This is the method adopted by Mr. Latimer Clark in his use of the instrument constructed by the Electrical Committee of the British Association. We are indebted to Mr. Clark for the drawing of the electrodynamometer in Figure 54, in which Helmholtz's arrangement of two coils is adopted both for the fixed and for the suspended coil[1]. The torsion-head of the instrument, by which the bifilar suspension is adjusted, is represented in Fig. 55. The
Fig. 55.
equality of the tension of the suspension wires is ensured by their being attached to the extremities of a silk thread which passes over a wheel, and their distance is regulated by two guide-wheels, which can be set at the proper distance. The suspended coil can be moved vertically by means of a screw acting on the suspension-wheel, and horizontally in two directions by the sliding pieces shewn at the bottom of Fig. 55. It is adjusted in azimuth by means of the torsion-screw, which turns the torsion-head round a vertical axis (see Art. 459).
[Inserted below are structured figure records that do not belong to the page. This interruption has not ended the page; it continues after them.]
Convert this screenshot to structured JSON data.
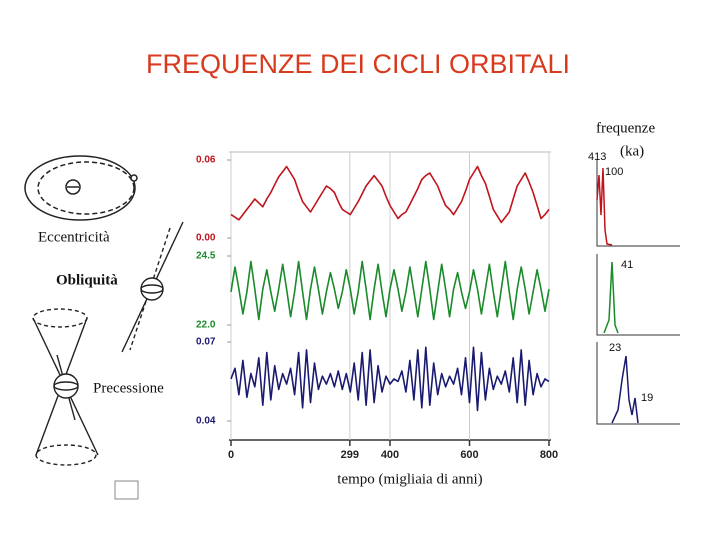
{
  "title": "FREQUENZE DEI CICLI ORBITALI",
  "diagram_labels": [
    "Eccentricità",
    "Obliquità",
    "Precessione"
  ],
  "spectra": {
    "title": [
      "frequenze",
      "(ka)"
    ],
    "peaks": [
      [
        413,
        100
      ],
      [
        41
      ],
      [
        23,
        19
      ]
    ]
  },
  "chart_data": {
    "type": "line",
    "xlabel": "tempo (migliaia di anni)",
    "xlim": [
      0,
      800
    ],
    "xticks": [
      0,
      299,
      400,
      600,
      800
    ],
    "x": [
      0,
      10,
      20,
      30,
      40,
      50,
      60,
      70,
      80,
      90,
      100,
      110,
      120,
      130,
      140,
      150,
      160,
      170,
      180,
      190,
      200,
      210,
      220,
      230,
      240,
      250,
      260,
      270,
      280,
      290,
      300,
      310,
      320,
      330,
      340,
      350,
      360,
      370,
      380,
      390,
      400,
      410,
      420,
      430,
      440,
      450,
      460,
      470,
      480,
      490,
      500,
      510,
      520,
      530,
      540,
      550,
      560,
      570,
      580,
      590,
      600,
      610,
      620,
      630,
      640,
      650,
      660,
      670,
      680,
      690,
      700,
      710,
      720,
      730,
      740,
      750,
      760,
      770,
      780,
      790,
      800
    ],
    "series": [
      {
        "color": "#c0141c",
        "ylim": [
          0,
          0.06
        ],
        "yticks": [
          {
            "value": 0,
            "label": "0.00"
          },
          0.06
        ],
        "values": [
          0.018,
          0.016,
          0.014,
          0.018,
          0.022,
          0.026,
          0.03,
          0.027,
          0.024,
          0.03,
          0.035,
          0.041,
          0.047,
          0.051,
          0.055,
          0.05,
          0.045,
          0.036,
          0.028,
          0.024,
          0.02,
          0.025,
          0.03,
          0.035,
          0.04,
          0.038,
          0.035,
          0.028,
          0.022,
          0.02,
          0.018,
          0.023,
          0.028,
          0.034,
          0.04,
          0.044,
          0.048,
          0.044,
          0.04,
          0.032,
          0.025,
          0.02,
          0.015,
          0.018,
          0.02,
          0.026,
          0.032,
          0.038,
          0.045,
          0.048,
          0.05,
          0.045,
          0.04,
          0.032,
          0.025,
          0.022,
          0.018,
          0.023,
          0.028,
          0.036,
          0.045,
          0.05,
          0.055,
          0.048,
          0.042,
          0.032,
          0.022,
          0.017,
          0.012,
          0.016,
          0.02,
          0.03,
          0.04,
          0.045,
          0.05,
          0.043,
          0.035,
          0.025,
          0.015,
          0.018,
          0.022
        ]
      },
      {
        "color": "#1a8a2a",
        "ylim": [
          22,
          24.5
        ],
        "yticks": [
          24.5,
          {
            "value": 22,
            "label": "22.0"
          }
        ],
        "values": [
          23.2,
          24.1,
          23.3,
          22.4,
          23.2,
          24.3,
          23.3,
          22.2,
          23.3,
          24.0,
          23.2,
          22.5,
          23.3,
          24.2,
          23.3,
          22.3,
          23.2,
          24.3,
          23.2,
          22.2,
          23.3,
          24.1,
          23.3,
          22.4,
          23.2,
          23.9,
          23.3,
          22.6,
          23.2,
          24.0,
          23.3,
          22.4,
          23.2,
          24.3,
          23.3,
          22.2,
          23.3,
          24.2,
          23.2,
          22.3,
          23.3,
          24.0,
          23.3,
          22.5,
          23.2,
          24.1,
          23.2,
          22.3,
          23.3,
          24.3,
          23.3,
          22.2,
          23.2,
          24.2,
          23.3,
          22.3,
          23.3,
          23.9,
          23.2,
          22.6,
          23.2,
          24.0,
          23.3,
          22.4,
          23.3,
          24.2,
          23.2,
          22.3,
          23.3,
          24.3,
          23.2,
          22.2,
          23.3,
          24.1,
          23.3,
          22.4,
          23.2,
          24.0,
          23.3,
          22.5,
          23.3
        ]
      },
      {
        "color": "#1a1a70",
        "ylim": [
          0.04,
          0.07
        ],
        "yticks": [
          0.07,
          0.04
        ],
        "values": [
          0.056,
          0.06,
          0.05,
          0.063,
          0.049,
          0.058,
          0.053,
          0.064,
          0.046,
          0.066,
          0.048,
          0.061,
          0.052,
          0.058,
          0.054,
          0.06,
          0.05,
          0.066,
          0.045,
          0.067,
          0.047,
          0.062,
          0.052,
          0.057,
          0.054,
          0.058,
          0.053,
          0.059,
          0.052,
          0.058,
          0.051,
          0.062,
          0.048,
          0.066,
          0.046,
          0.067,
          0.047,
          0.061,
          0.051,
          0.057,
          0.054,
          0.056,
          0.055,
          0.059,
          0.051,
          0.063,
          0.048,
          0.067,
          0.045,
          0.068,
          0.046,
          0.062,
          0.05,
          0.058,
          0.053,
          0.057,
          0.054,
          0.06,
          0.05,
          0.064,
          0.047,
          0.068,
          0.044,
          0.066,
          0.048,
          0.06,
          0.052,
          0.057,
          0.054,
          0.059,
          0.051,
          0.064,
          0.047,
          0.067,
          0.046,
          0.063,
          0.05,
          0.058,
          0.053,
          0.056,
          0.055
        ]
      }
    ]
  }
}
The azimuth of the suspended coil is ascertained by observing the reflexion of a scale in the mirror, shewn just beneath the axis of the suspended coil.
- ↑ In the actual instrument, the wires conveying the current to and from the coils are not spread out as displayed in the figure, but are kept as close together as possible, so as to neutralize each other's electromagnetic action.